(CTN News) – This week, a mosquito sample collected in Vandalia, Ohio tested positiveNile virus, according to Public Health Dayton- Montgomery County.
It is not uncommon for mosquitoes in the region to test positive for the virus at this time of year, according to officials with the public health agency. An additional mosquito carrying West Nile virus was found in Vandalia at the end of July.
However, Public Health staff were scheduled to spray the area surrounding the Vandalia Rec Center where the West Nile virus mosquito was collected on Tuesday this week. Adulticide mosquito spray (Duet) used by local health officials is safe for wildlife, humans, and pets, and does not harm bees.
Additionally, public health staff have distributed informational flyers regarding how to reduce mosquito populations and how to reduce the chance of being bitten by mosquitoes to homes in the area where the mosquito was trapped.
In the flyers, it is recommended that:
It is recommended that you use an EPA-approved mosquito repellent containing DEET and follow the instructions on the label.

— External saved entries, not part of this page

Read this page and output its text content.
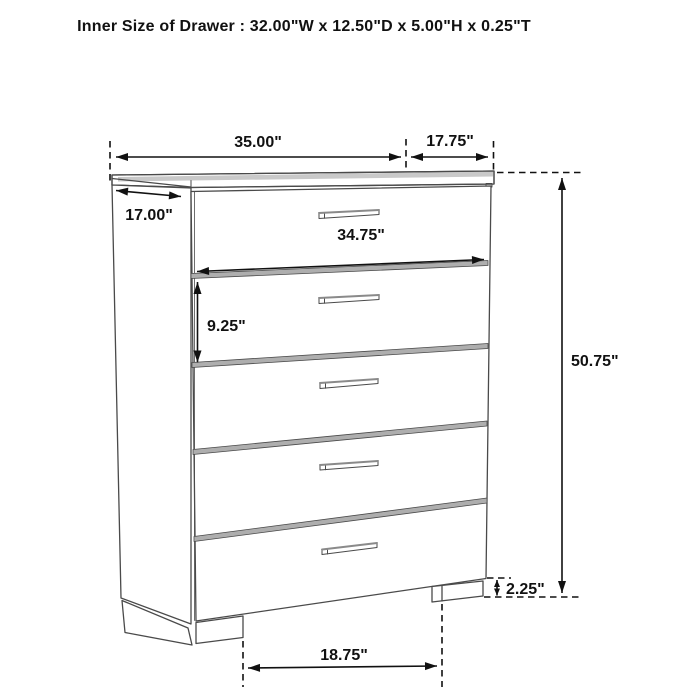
Inner Size of Drawer : 32.00"W x 12.50"D x 5.00"H x 0.25"T
35.00"	17.75"
17.00"
34.75"
9.25"
50.75"
2.25"
18.75"
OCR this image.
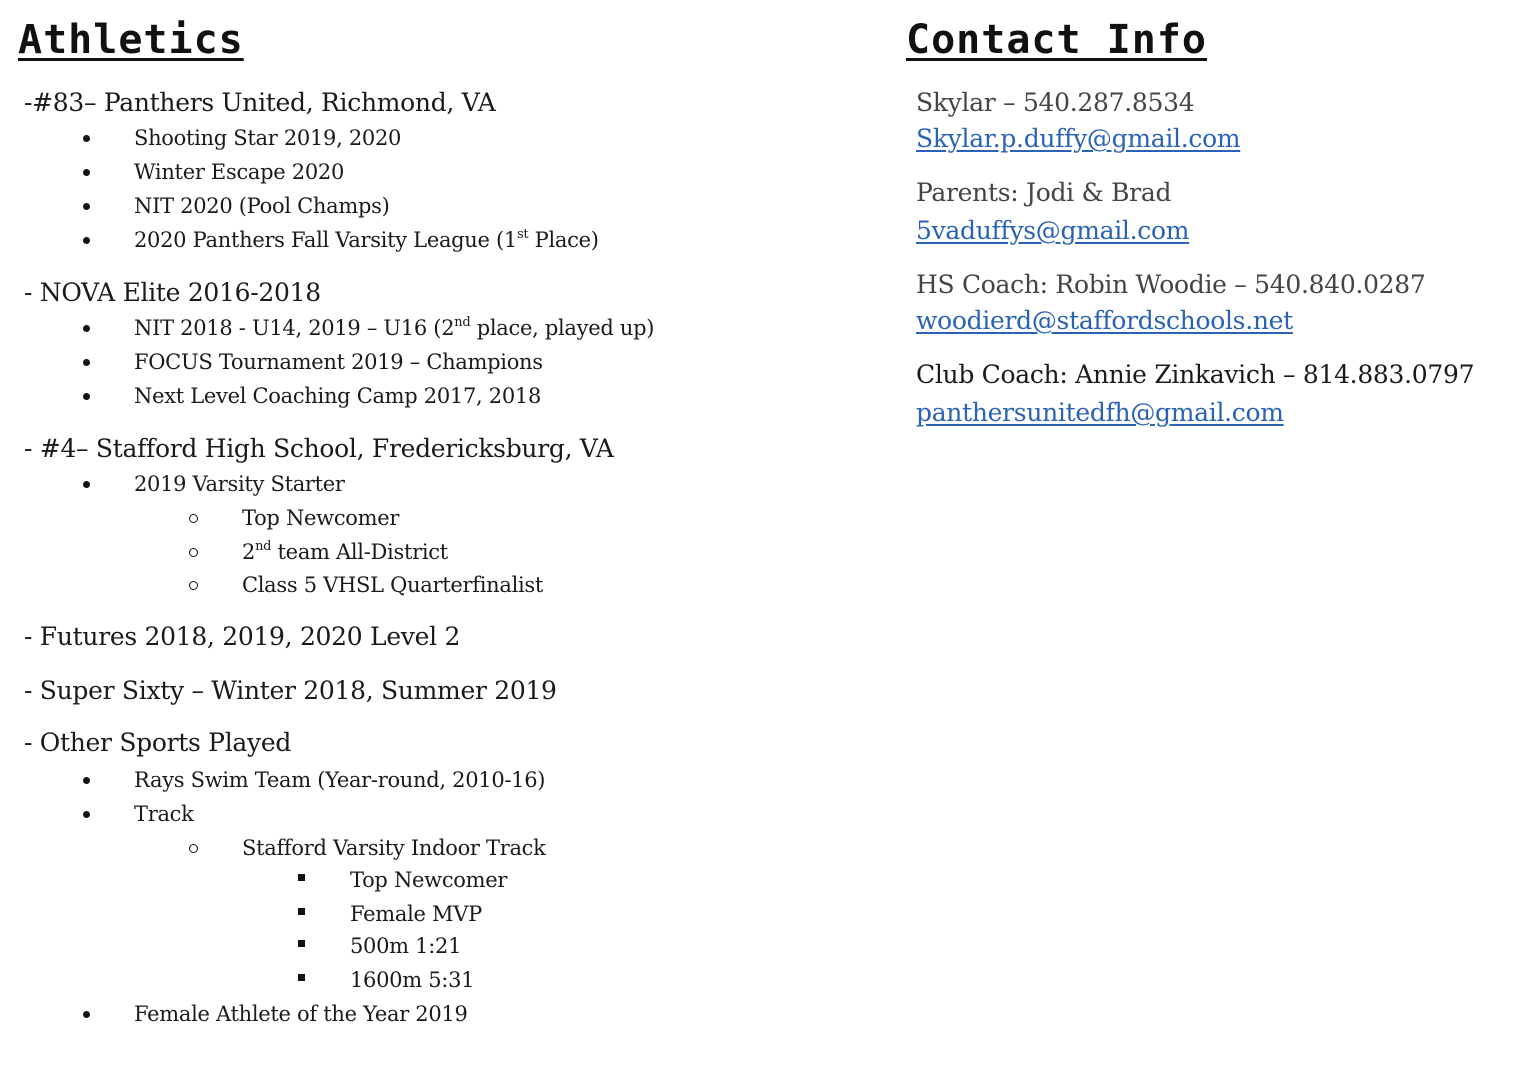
Athletics
-#83– Panthers United, Richmond, VA
Shooting Star 2019, 2020
Winter Escape 2020
NIT 2020 (Pool Champs)
2020 Panthers Fall Varsity League (1st Place)
- NOVA Elite 2016-2018
NIT 2018 - U14, 2019 – U16 (2nd place, played up)
FOCUS Tournament 2019 – Champions
Next Level Coaching Camp 2017, 2018
- #4– Stafford High School, Fredericksburg, VA
2019 Varsity Starter
Top Newcomer
2nd team All-District
Class 5 VHSL Quarterfinalist
- Futures 2018, 2019, 2020 Level 2
- Super Sixty – Winter 2018, Summer 2019
- Other Sports Played
Rays Swim Team (Year-round, 2010-16)
Track
Stafford Varsity Indoor Track
Top Newcomer
Female MVP
500m 1:21
1600m 5:31
Female Athlete of the Year 2019
Contact Info
Skylar – 540.287.8534
Skylar.p.duffy@gmail.com
Parents: Jodi & Brad
5vaduffys@gmail.com
HS Coach: Robin Woodie – 540.840.0287
woodierd@staffordschools.net
Club Coach: Annie Zinkavich – 814.883.0797
panthersunitedfh@gmail.com
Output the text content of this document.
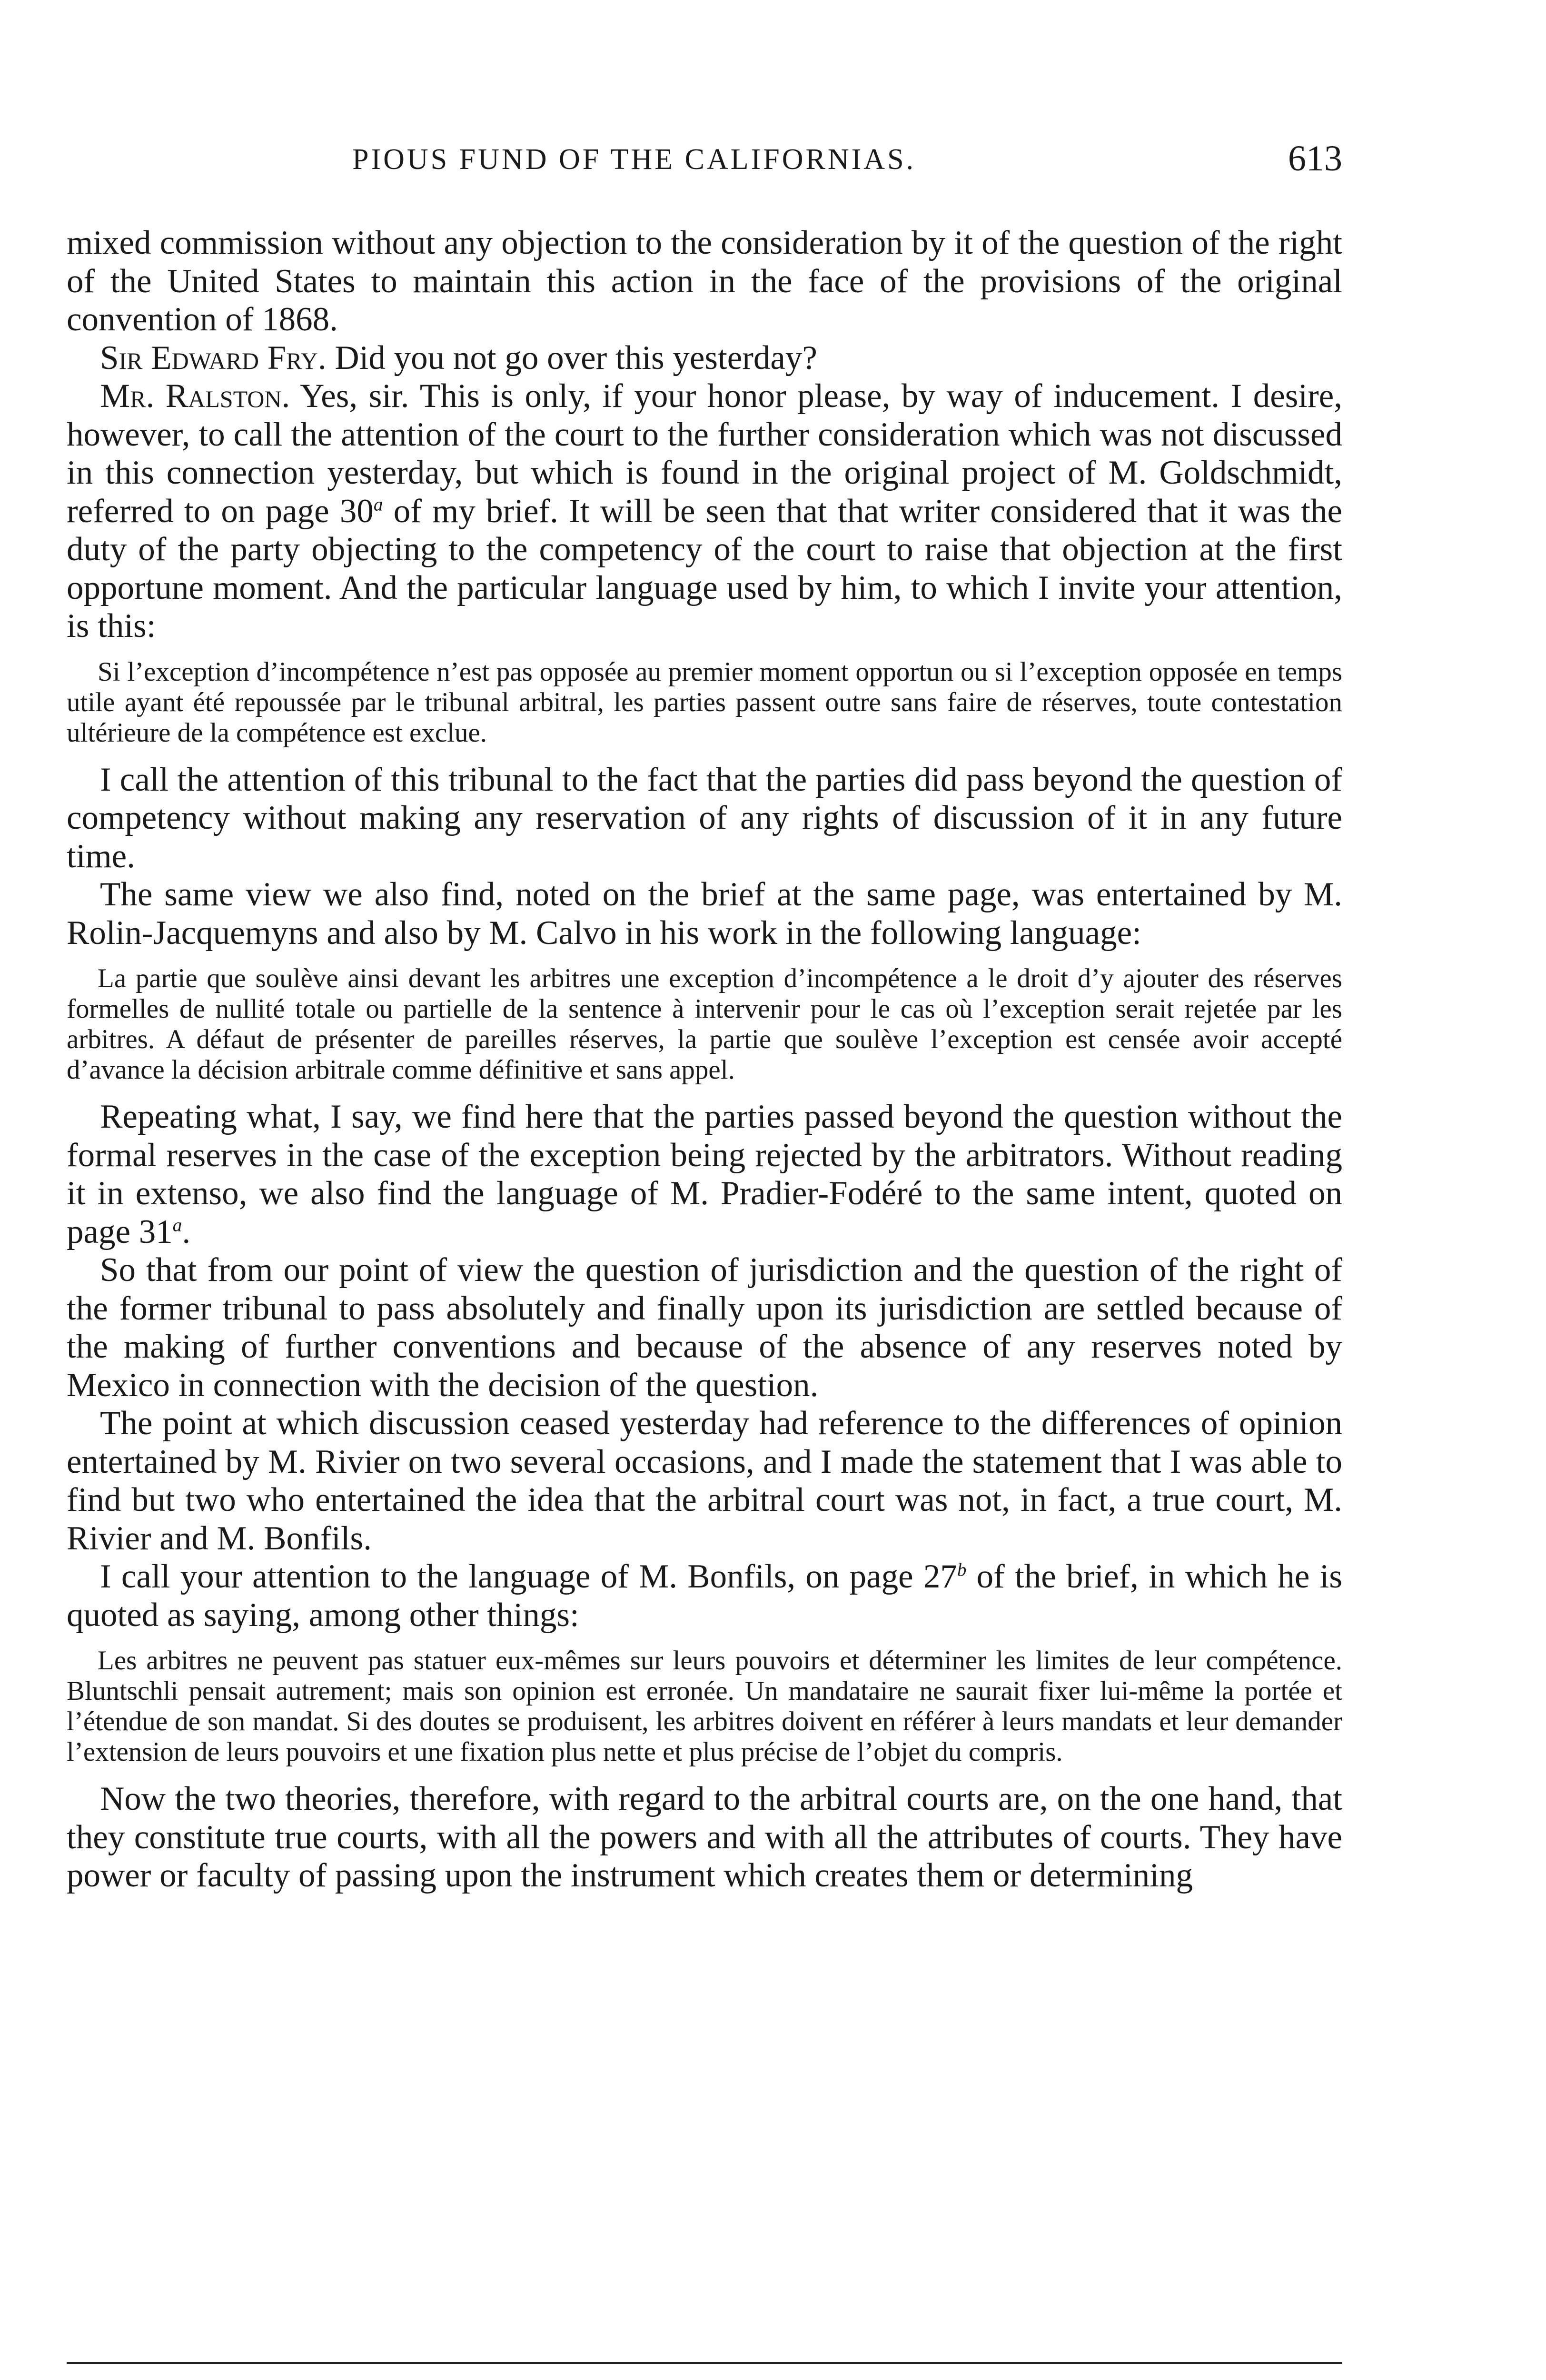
PIOUS FUND OF THE CALIFORNIAS.	613

mixed commission without any objection to the consideration by it of the question of the right of the United States to maintain this action in the face of the provisions of the original convention of 1868.

Sir Edward Fry. Did you not go over this yesterday?

Mr. Ralston. Yes, sir. This is only, if your honor please, by way of inducement. I desire, however, to call the attention of the court to the further consideration which was not discussed in this connection yesterday, but which is found in the original project of M. Goldschmidt, referred to on page 30$^a$ of my brief. It will be seen that that writer considered that it was the duty of the party objecting to the competency of the court to raise that objection at the first opportune moment. And the particular language used by him, to which I invite your attention, is this:

Si l’exception d’incompétence n’est pas opposée au premier moment opportun ou si l’exception opposée en temps utile ayant été repoussée par le tribunal arbitral, les parties passent outre sans faire de réserves, toute contestation ultérieure de la compétence est exclue.

I call the attention of this tribunal to the fact that the parties did pass beyond the question of competency without making any reservation of any rights of discussion of it in any future time.

The same view we also find, noted on the brief at the same page, was entertained by M. Rolin-Jacquemyns and also by M. Calvo in his work in the following language:

La partie que soulève ainsi devant les arbitres une exception d’incompétence a le droit d’y ajouter des réserves formelles de nullité totale ou partielle de la sentence à intervenir pour le cas où l’exception serait rejetée par les arbitres. A défaut de présenter de pareilles réserves, la partie que soulève l’exception est censée avoir accepté d’avance la décision arbitrale comme définitive et sans appel.

Repeating what, I say, we find here that the parties passed beyond the question without the formal reserves in the case of the exception being rejected by the arbitrators. Without reading it in extenso, we also find the language of M. Pradier-Fodéré to the same intent, quoted on page 31$^a$.

So that from our point of view the question of jurisdiction and the question of the right of the former tribunal to pass absolutely and finally upon its jurisdiction are settled because of the making of further conventions and because of the absence of any reserves noted by Mexico in connection with the decision of the question.

The point at which discussion ceased yesterday had reference to the differences of opinion entertained by M. Rivier on two several occasions, and I made the statement that I was able to find but two who entertained the idea that the arbitral court was not, in fact, a true court, M. Rivier and M. Bonfils.

I call your attention to the language of M. Bonfils, on page 27$^b$ of the brief, in which he is quoted as saying, among other things:

Les arbitres ne peuvent pas statuer eux-mêmes sur leurs pouvoirs et déterminer les limites de leur compétence. Bluntschli pensait autrement; mais son opinion est erronée. Un mandataire ne saurait fixer lui-même la portée et l’étendue de son mandat. Si des doutes se produisent, les arbitres doivent en référer à leurs mandats et leur demander l’extension de leurs pouvoirs et une fixation plus nette et plus précise de l’objet du compris.

Now the two theories, therefore, with regard to the arbitral courts are, on the one hand, that they constitute true courts, with all the powers and with all the attributes of courts. They have power or faculty of passing upon the instrument which creates them or determining
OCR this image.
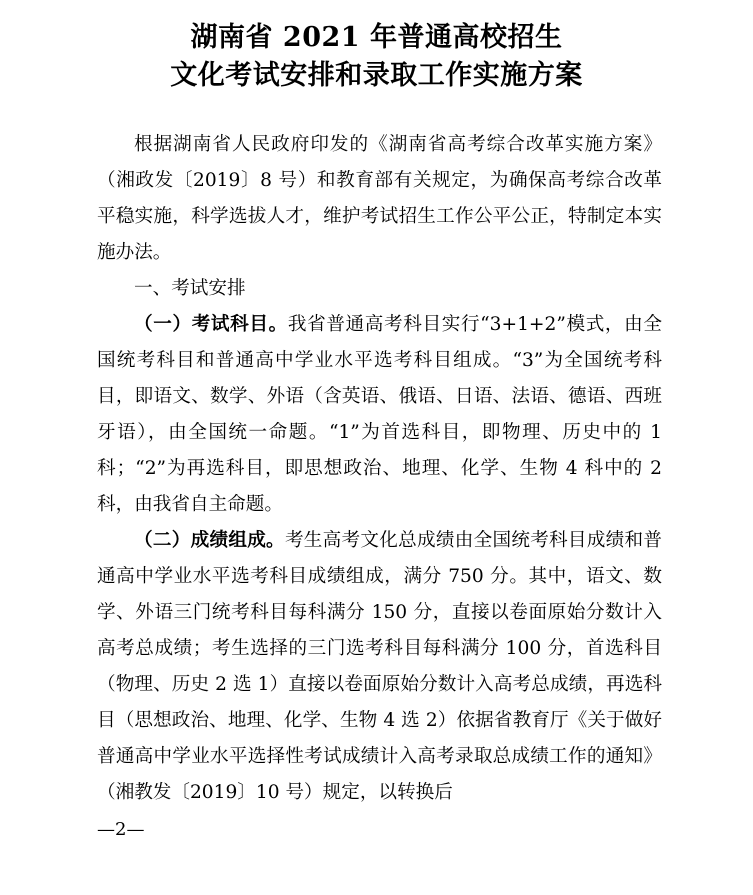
湖南省 2021 年普通高校招生
文化考试安排和录取工作实施方案

根据湖南省人民政府印发的《湖南省高考综合改革实施方案》（湘政发〔2019〕8 号）和教育部有关规定，为确保高考综合改革平稳实施，科学选拔人才，维护考试招生工作公平公正，特制定本实施办法。

一、考试安排

（一）考试科目。我省普通高考科目实行“3+1+2”模式，由全国统考科目和普通高中学业水平选考科目组成。“3”为全国统考科目，即语文、数学、外语（含英语、俄语、日语、法语、德语、西班牙语），由全国统一命题。“1”为首选科目，即物理、历史中的 1 科；“2”为再选科目，即思想政治、地理、化学、生物 4 科中的 2 科，由我省自主命题。

（二）成绩组成。考生高考文化总成绩由全国统考科目成绩和普通高中学业水平选考科目成绩组成，满分 750 分。其中，语文、数学、外语三门统考科目每科满分 150 分，直接以卷面原始分数计入高考总成绩；考生选择的三门选考科目每科满分 100 分，首选科目（物理、历史 2 选 1）直接以卷面原始分数计入高考总成绩，再选科目（思想政治、地理、化学、生物 4 选 2）依据省教育厅《关于做好普通高中学业水平选择性考试成绩计入高考录取总成绩工作的通知》（湘教发〔2019〕10 号）规定，以转换后

—2—
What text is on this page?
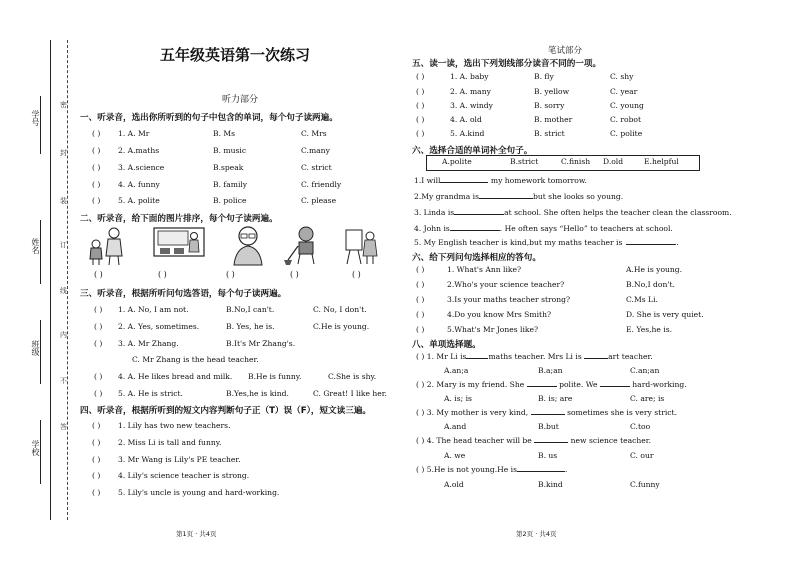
学号
姓名
班级
学校
密
封
装
订
线
内
不
答
五年级英语第一次练习
听力部分
一、听录音，选出你所听到的句子中包含的单词，每个句子读两遍。
( ) 1. A. Mr	B. Ms	C. Mrs
( ) 2. A.maths	B. music	C.many
( ) 3. A.science	B.speak	C. strict
( ) 4. A. funny	B. family	C. friendly
( ) 5. A. polite	B. police	C. please
二、听录音，给下面的图片排序，每个句子读两遍。
( )	( )	( )	( )	( )
三、听录音，根据所听问句选答语，每个句子读两遍。
( ) 1. A. No, I am not.	B.No,I can't.	C. No, I don't.
( ) 2. A. Yes, sometimes.	B. Yes, he is.	C.He is young.
( ) 3. A. Mr Zhang.	B.It's Mr Zhang's.
C. Mr Zhang is the head teacher.
( ) 4. A. He likes bread and milk. B.He is funny.	C.She is shy.
( ) 5. A. He is strict.	B.Yes,he is kind.	C. Great! I like her.
四、听录音，根据所听到的短文内容判断句子正（T）误（F），短文读三遍。
( ) 1. Lily has two new teachers.
( ) 2. Miss Li is tall and funny.
( ) 3. Mr Wang is Lily's PE teacher.
( ) 4. Lily's science teacher is strong.
( ) 5. Lily's uncle is young and hard-working.
第1页 · 共4页
笔试部分
五、读一读，选出下列划线部分读音不同的一项。
( )	1. A. baby	B. fly	C. shy
( )	2. A. many	B. yellow	C. year
( )	3. A. windy	B. sorry	C. young
( )	4. A. old	B. mother	C. robot
( )	5. A.kind	B. strict	C. polite
六、选择合适的单词补全句子。
A.polite	B.strict	C.finish D.old	E.helpful
1.I will	my homework tomorrow.
2.My grandma is	but she looks so young.
3. Linda is	at school. She often helps the teacher clean the classroom.
4. John is	. He often says “Hello” to teachers at school.
5. My English teacher is kind,but my maths teacher is	.
六、给下列问句选择相应的答句。
( )	1. What's Ann like?	A.He is young.
( )	2.Who's your science teacher?	B.No,I don't.
( )	3.Is your maths teacher strong?	C.Ms Li.
( )	4.Do you know Mrs Smith?	D. She is very quiet.
( )	5.What's Mr Jones like?	E. Yes,he is.
八、单项选择题。
( ) 1. Mr Li is	maths teacher. Mrs Li is	art teacher.
A.an;a	B.a;an	C.an;an
( ) 2. Mary is my friend. She	polite. We	hard-working.
A. is; is	B. is; are	C. are; is
( ) 3. My mother is very kind,	sometimes she is very strict.
A.and	B.but	C.too
( ) 4. The head teacher will be	new science teacher.
A. we	B. us	C. our
( ) 5.He is not young.He is	.
A.old	B.kind	C.funny
第2页 · 共4页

When you are outdoors between dusk and dawn, mosquitoes are most active, so wear long pants, a long-sleeved shirt, shoes, and socks.
By wearing light-colored clothing, mosquitoes will be less attracted to you.
To prevent mosquitoes from entering your home, you should install or repair screens on your windows and doors.
Make sure all roof gutters are clean and drain properly.
Remove standing water from your yard, flower pots, buckets, and barrels.
The water in pet dishes and bird baths should be changed on a weekly basis.
Water should be drained from tire swings by drilling holes. When not in use, keep children’s wading pools on their sides.
In the continental United States, West Nile virus (WNV) is the leading mosquito-borne disease, and climate change increases the risk of human exposure to this virus.
The most common way in which it is spread to people is through the bite of an infected mosquito. The mosquito season, which begins in the summer and continues through the fall, is the peak time for WNV cases.
There is no vaccine or medication available to prevent or treat WNV in humans. Fortunately, most people who are infected with WNV do not experience any symptoms of illness.
About one in five individuals who are infected develop a fever and other symptoms. One out of every 150 individuals infected with this virus develops a serious, sometimes fatal illness.
The West Nile Virus has not been reported in Montgomery County in 2023, and there were three cases in 2022.